En définitive, la thèse du roman se déroule autour de la dualité: Légèreté et Pesanteur (libertinage vs amour, vérité vs mensonge, devoir vs désir…) Kundera prouve que l’humain ne peut vivre l’une sans l’autre. Par exemple, Tomas a cherché la légèreté dans son libertinage mais se trouve facilement imbriqué dans la pesanteur de son amour pour Teresa, tandis que celle-ci cherche un Tomas monogame, mais se tourne vers l’infidélité pour savourer la légèreté ne serait-ce que pour un court moment (même chose qu’on retrouve chez Sabina).

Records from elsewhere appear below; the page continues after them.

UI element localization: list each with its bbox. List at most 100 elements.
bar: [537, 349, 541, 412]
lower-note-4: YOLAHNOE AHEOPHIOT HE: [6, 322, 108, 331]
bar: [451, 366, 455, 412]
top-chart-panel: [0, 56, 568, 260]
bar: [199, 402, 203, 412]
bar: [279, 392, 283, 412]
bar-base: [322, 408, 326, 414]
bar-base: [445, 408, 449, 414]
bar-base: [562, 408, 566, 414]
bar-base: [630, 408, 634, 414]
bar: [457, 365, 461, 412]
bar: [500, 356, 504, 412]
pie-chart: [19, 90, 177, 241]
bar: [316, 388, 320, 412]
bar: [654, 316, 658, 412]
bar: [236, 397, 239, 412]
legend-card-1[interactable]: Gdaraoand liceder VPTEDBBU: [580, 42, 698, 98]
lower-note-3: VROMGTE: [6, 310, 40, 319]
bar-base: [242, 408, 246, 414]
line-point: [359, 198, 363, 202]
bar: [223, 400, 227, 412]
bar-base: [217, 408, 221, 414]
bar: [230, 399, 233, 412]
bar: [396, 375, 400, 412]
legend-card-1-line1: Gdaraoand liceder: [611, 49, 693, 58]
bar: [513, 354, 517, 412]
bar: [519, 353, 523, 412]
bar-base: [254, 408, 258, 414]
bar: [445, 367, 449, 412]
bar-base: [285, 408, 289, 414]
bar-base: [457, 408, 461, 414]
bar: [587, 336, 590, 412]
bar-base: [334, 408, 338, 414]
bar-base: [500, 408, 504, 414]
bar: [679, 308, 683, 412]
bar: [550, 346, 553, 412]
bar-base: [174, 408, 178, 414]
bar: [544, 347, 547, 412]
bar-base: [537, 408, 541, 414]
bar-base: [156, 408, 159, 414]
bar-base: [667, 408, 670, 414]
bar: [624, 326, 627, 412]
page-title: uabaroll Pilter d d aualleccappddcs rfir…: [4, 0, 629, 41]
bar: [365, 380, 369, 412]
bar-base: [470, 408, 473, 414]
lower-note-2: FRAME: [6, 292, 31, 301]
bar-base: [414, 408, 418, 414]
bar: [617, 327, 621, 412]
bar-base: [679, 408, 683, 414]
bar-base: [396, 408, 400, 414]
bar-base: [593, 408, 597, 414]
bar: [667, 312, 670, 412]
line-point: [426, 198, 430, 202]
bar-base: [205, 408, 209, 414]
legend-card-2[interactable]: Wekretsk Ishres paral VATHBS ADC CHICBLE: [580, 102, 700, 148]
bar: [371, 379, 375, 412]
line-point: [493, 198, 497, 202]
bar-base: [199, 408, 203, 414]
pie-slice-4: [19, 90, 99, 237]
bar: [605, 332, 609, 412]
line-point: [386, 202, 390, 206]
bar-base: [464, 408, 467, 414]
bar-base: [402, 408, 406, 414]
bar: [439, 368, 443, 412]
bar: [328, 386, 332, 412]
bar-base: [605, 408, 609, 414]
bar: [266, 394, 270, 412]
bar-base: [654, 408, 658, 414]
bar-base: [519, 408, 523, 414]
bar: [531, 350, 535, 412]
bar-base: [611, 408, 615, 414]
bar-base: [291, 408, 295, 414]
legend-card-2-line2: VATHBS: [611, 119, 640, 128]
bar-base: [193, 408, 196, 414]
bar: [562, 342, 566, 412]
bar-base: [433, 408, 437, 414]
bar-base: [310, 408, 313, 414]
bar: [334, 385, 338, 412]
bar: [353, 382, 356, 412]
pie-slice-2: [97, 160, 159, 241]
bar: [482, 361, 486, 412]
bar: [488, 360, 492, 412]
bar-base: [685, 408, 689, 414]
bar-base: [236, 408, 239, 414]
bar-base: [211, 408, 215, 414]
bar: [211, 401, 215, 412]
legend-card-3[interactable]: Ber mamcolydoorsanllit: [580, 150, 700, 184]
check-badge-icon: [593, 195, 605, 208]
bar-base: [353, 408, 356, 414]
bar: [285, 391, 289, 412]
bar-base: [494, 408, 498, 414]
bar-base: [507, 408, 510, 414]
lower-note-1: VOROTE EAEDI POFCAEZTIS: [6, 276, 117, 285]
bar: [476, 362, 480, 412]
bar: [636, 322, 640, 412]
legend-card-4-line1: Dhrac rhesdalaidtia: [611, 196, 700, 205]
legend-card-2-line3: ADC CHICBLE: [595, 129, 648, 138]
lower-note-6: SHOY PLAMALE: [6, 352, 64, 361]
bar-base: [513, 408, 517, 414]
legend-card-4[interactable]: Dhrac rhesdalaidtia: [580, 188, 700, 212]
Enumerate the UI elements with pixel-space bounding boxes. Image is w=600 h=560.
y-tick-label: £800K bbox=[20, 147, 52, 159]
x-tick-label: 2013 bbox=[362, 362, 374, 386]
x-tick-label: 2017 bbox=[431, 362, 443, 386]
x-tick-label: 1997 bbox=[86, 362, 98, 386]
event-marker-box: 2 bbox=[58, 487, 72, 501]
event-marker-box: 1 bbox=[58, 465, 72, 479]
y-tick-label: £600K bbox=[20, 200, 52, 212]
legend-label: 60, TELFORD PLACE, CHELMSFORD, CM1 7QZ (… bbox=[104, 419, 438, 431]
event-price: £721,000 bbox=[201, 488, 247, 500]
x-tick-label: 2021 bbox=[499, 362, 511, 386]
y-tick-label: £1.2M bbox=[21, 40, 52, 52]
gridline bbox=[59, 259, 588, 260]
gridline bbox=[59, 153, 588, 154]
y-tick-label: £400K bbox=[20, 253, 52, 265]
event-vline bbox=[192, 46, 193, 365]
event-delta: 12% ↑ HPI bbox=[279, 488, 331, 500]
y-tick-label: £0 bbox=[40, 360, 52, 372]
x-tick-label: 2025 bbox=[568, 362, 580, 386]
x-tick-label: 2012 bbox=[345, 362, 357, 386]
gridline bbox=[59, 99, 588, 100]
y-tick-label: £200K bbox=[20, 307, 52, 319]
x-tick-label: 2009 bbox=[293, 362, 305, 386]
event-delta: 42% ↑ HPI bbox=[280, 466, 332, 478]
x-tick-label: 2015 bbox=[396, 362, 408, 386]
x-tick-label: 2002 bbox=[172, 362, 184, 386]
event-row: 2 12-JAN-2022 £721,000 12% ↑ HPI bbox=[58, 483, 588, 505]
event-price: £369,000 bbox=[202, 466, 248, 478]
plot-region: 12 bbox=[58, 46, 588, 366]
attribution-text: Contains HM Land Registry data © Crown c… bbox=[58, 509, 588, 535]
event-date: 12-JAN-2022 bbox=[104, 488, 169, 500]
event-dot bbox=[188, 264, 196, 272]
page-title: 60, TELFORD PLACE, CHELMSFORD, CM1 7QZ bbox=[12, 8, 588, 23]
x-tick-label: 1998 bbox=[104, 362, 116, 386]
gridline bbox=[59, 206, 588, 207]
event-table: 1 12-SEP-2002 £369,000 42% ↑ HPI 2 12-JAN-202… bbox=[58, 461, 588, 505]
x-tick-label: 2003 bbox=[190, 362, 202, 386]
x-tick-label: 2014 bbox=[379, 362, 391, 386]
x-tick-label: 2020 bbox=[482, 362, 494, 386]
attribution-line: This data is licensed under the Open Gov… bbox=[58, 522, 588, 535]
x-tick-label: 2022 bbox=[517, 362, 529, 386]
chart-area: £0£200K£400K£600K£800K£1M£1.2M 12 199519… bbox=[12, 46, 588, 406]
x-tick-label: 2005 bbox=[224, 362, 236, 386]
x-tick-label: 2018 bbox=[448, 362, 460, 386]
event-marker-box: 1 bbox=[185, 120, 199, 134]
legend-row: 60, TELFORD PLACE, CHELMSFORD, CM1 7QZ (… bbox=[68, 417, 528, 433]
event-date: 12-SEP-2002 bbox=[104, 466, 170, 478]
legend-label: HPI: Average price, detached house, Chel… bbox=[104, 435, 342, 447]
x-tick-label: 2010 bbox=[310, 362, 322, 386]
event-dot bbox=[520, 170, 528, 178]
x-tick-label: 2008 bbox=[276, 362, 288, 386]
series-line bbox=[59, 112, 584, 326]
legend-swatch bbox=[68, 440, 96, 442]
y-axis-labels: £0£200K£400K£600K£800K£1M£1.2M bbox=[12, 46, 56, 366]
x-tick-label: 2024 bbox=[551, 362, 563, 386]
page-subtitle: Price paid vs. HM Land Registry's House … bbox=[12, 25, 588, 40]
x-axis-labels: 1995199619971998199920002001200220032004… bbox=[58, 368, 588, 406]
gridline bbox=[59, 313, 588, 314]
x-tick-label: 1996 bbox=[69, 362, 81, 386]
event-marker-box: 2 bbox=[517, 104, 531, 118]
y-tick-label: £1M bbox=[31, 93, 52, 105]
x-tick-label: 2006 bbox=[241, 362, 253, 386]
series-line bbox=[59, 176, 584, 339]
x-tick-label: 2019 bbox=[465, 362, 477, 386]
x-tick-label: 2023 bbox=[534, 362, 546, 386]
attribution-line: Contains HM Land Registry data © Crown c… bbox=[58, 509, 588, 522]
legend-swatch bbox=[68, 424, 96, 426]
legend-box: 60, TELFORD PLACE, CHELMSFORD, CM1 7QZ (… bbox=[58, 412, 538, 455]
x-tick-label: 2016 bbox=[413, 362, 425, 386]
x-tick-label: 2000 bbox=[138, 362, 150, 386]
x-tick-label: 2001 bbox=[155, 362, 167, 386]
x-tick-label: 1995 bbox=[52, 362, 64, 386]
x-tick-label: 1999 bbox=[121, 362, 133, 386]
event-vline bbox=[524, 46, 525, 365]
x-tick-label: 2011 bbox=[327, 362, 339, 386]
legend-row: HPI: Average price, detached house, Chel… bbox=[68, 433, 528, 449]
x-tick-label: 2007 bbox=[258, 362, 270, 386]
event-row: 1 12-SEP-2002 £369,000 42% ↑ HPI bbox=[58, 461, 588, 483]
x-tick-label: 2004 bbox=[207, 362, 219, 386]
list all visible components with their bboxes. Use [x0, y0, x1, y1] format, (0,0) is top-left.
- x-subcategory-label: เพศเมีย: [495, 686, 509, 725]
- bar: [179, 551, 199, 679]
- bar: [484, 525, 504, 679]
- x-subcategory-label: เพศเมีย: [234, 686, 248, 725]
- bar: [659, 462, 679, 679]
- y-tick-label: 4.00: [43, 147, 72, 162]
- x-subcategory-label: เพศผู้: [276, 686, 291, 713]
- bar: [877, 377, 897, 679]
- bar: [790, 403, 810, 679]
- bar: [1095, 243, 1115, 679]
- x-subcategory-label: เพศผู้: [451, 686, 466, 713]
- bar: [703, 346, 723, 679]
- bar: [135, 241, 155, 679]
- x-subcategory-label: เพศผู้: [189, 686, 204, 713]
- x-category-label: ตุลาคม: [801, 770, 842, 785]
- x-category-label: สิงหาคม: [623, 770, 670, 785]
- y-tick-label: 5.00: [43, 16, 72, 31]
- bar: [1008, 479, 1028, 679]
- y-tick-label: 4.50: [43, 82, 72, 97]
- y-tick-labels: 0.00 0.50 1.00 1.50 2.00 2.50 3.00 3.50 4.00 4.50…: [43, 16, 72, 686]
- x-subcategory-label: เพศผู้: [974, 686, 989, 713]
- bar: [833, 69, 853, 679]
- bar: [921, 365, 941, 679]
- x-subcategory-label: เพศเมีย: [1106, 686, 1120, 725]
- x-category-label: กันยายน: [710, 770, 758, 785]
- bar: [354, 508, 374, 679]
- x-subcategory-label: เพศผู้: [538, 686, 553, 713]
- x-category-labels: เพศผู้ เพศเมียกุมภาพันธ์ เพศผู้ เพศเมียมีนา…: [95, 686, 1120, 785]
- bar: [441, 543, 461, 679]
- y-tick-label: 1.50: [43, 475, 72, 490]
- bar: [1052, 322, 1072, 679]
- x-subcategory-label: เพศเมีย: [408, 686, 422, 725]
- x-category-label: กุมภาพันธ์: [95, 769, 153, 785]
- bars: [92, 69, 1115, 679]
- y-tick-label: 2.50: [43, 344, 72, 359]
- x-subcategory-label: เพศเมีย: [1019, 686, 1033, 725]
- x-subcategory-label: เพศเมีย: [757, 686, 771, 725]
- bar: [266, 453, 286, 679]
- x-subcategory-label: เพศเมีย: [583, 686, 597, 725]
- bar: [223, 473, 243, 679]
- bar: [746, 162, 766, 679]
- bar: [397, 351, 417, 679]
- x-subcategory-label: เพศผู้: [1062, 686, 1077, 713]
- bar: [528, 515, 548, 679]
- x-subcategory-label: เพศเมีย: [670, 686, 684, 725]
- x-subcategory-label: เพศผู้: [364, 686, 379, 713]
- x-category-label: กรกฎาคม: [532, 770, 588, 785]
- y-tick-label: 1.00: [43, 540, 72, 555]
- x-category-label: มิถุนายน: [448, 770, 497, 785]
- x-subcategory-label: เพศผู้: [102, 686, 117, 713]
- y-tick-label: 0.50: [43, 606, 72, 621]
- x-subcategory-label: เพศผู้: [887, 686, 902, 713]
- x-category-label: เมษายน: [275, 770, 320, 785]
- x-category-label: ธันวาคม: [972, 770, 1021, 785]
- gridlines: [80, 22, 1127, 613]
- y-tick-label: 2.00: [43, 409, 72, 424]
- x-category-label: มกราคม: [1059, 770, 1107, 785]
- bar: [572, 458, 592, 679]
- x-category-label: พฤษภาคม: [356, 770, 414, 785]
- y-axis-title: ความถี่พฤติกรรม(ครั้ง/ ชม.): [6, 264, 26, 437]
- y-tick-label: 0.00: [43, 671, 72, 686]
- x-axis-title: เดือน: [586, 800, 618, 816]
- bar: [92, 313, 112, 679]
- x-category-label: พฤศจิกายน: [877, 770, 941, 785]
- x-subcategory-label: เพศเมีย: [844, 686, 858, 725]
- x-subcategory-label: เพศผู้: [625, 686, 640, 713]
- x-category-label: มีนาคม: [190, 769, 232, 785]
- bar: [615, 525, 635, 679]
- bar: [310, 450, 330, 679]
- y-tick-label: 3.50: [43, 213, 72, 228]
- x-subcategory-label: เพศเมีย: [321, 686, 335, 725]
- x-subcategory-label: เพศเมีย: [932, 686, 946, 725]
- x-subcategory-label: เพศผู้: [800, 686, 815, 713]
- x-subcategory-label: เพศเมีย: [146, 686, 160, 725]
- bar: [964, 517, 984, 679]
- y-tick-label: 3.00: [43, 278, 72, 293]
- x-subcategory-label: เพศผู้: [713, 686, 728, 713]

L’auteur nous donne également une autre théorie à savourer, à savoir l’éternel retour et le libre arbitre, que l’on peut clairement percer au tout début du roman. Est-ce que tout était déjà écrit là-haut ou peut-on contourner notre destin? La possibilité de recommencer notre vie signifierait charger l’être humain d’une lourde responsabilité qui est de devoir s’appliquer à progresser dans chaque nouvelle vie, mais le fait qu’au contraire notre vie est une vie d’inexpérience, une fraîche cire sur laquelle se gravent nos actes et nos décisions sans marche arrière (de sorte que l’on ne puisse savoir si elles sont bonnes ou pas, puisqu’elles ne sont prises qu’une seule fois), ce fait-même libère l’être et lui octroie une légèreté sans pareille. « L’homme ne peut jamais savoir ce qu’il faut vouloir car il n’a qu’une vie et il ne peut ni la comparer à des vies antérieures ni la rectifier dans des vies ultérieures « .

Somme toute, Milan Kundera, écrivain-philosophe, nous livre ici son chef-d’oeuvre où sa virtuosité et son génie ne cessent d’être trahis par un style simpliste en forme, mais draconien en fond, dans une intrigue romanesque où le lecteur se trouvera engagé malgré lui. Le plaisir est surtout à son comble lorsque l’auteur offre des passages de commentaires où il permet au lecteur de mieux s’approprier le texte. Cependant, cette oeuvre de génie nécessiterait une seconde lecture pour enfin percer le mystère de ses subtilités.
Je ne saurai perdre plus de temps. Bonne lecture à tous!